Wednesday, October 07, 2009

Louis Vuitton marca um novo ciclo

Quando um desfile acaba, e dá vontade de sair correndo para postar no blog, só significa uma coisa: foi bom! Saí direto da tenda na Cour Carré do Louvre para o hotel. Tinha que escrever logo sobre o desfile Vuitton.
Se a intenção geral da semana era propor roupas jovens, não há dúvida que Marc Jacobs foi o vencedor da temporada. Karl Lagerfeld chegou perto, com suas jovens camponesas na Chanel, mas a Vuitton veio muito forte.
Algumas razões que provocam entusiasmo:
Extremo estilo aproveitando referências dos anos 1970: tamancos suecos, perucas Angela Davies, tipo black power, jeans com entalhes de outros tecidoss e rabichos de pele pendurados nas bolsas ou tufinhos nos sapatos e sandálias.
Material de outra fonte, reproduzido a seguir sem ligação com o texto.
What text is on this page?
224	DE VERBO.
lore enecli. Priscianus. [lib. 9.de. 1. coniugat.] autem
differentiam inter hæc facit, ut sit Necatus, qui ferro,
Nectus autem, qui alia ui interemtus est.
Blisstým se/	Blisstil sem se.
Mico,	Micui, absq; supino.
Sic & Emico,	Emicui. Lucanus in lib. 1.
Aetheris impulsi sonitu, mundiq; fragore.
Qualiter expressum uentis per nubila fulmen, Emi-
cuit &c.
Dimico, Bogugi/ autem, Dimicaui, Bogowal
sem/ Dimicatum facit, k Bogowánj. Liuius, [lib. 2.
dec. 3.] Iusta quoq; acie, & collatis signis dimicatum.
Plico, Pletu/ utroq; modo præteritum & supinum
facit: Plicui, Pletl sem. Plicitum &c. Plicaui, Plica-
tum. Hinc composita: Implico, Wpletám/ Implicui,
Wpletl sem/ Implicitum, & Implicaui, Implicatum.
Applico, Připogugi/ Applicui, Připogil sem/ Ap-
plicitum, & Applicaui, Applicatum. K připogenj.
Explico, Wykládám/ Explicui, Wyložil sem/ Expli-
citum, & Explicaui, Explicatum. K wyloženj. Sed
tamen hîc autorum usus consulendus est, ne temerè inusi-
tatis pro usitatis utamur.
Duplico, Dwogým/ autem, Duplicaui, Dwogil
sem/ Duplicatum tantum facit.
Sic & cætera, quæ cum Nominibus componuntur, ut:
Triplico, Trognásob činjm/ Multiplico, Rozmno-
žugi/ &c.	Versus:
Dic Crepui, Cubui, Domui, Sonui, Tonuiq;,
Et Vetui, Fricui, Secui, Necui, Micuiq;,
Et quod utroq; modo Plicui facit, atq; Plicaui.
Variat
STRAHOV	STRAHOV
Nada cheira a naftalina ou sobra de guarda-roupas de consumidoras sessentonas

Interferência de lingerie na modelagem. Quem fez primeiro foi o Jean-Paul Gaultier, que ficou famoso pelo figurino da turnê Blond Ambition, da Madonna. No Brasil, quem tem um trabalho na mesma base (não é cópia) é o Walter Rodrigues, que desenvolve coleções com o povo de Nova Friburgo, com base nos corselets e sutiãs. John Galliano usou peças de modelagem antiga, calções e sutiãs de bojo, na complementação da alta-costura. E a Vuitton me sai com sutiãs Nude segurando alças e faixas retorcidas dos vestidinhos curtos, lindos

O streetwear na tradução militar das saias e coletes com bolsões retangulares. São tão grandes, em tons cáquis ou olivas, que dá para pensar se alguém precisaria comprar uma bolsa LV, se sai com uma roupa-bolsa destas

Os tamanquinhos, tirados dos sabots suecos, fechados, com rebites no solado. Em Chanel, são altos; na Vuitton, têm saltos sabrina ou em forma de uma bolinha prata, e viram mocassins, sandálias com tiras elásticas

Muito jeans entremeado em várias peças, misturado com outras texturas. Com prata, brocados, listrados, etc. Nada previsível, nenhuma calça skinny ou jaqueta comum. É uma aula de atualização do conceito jeans.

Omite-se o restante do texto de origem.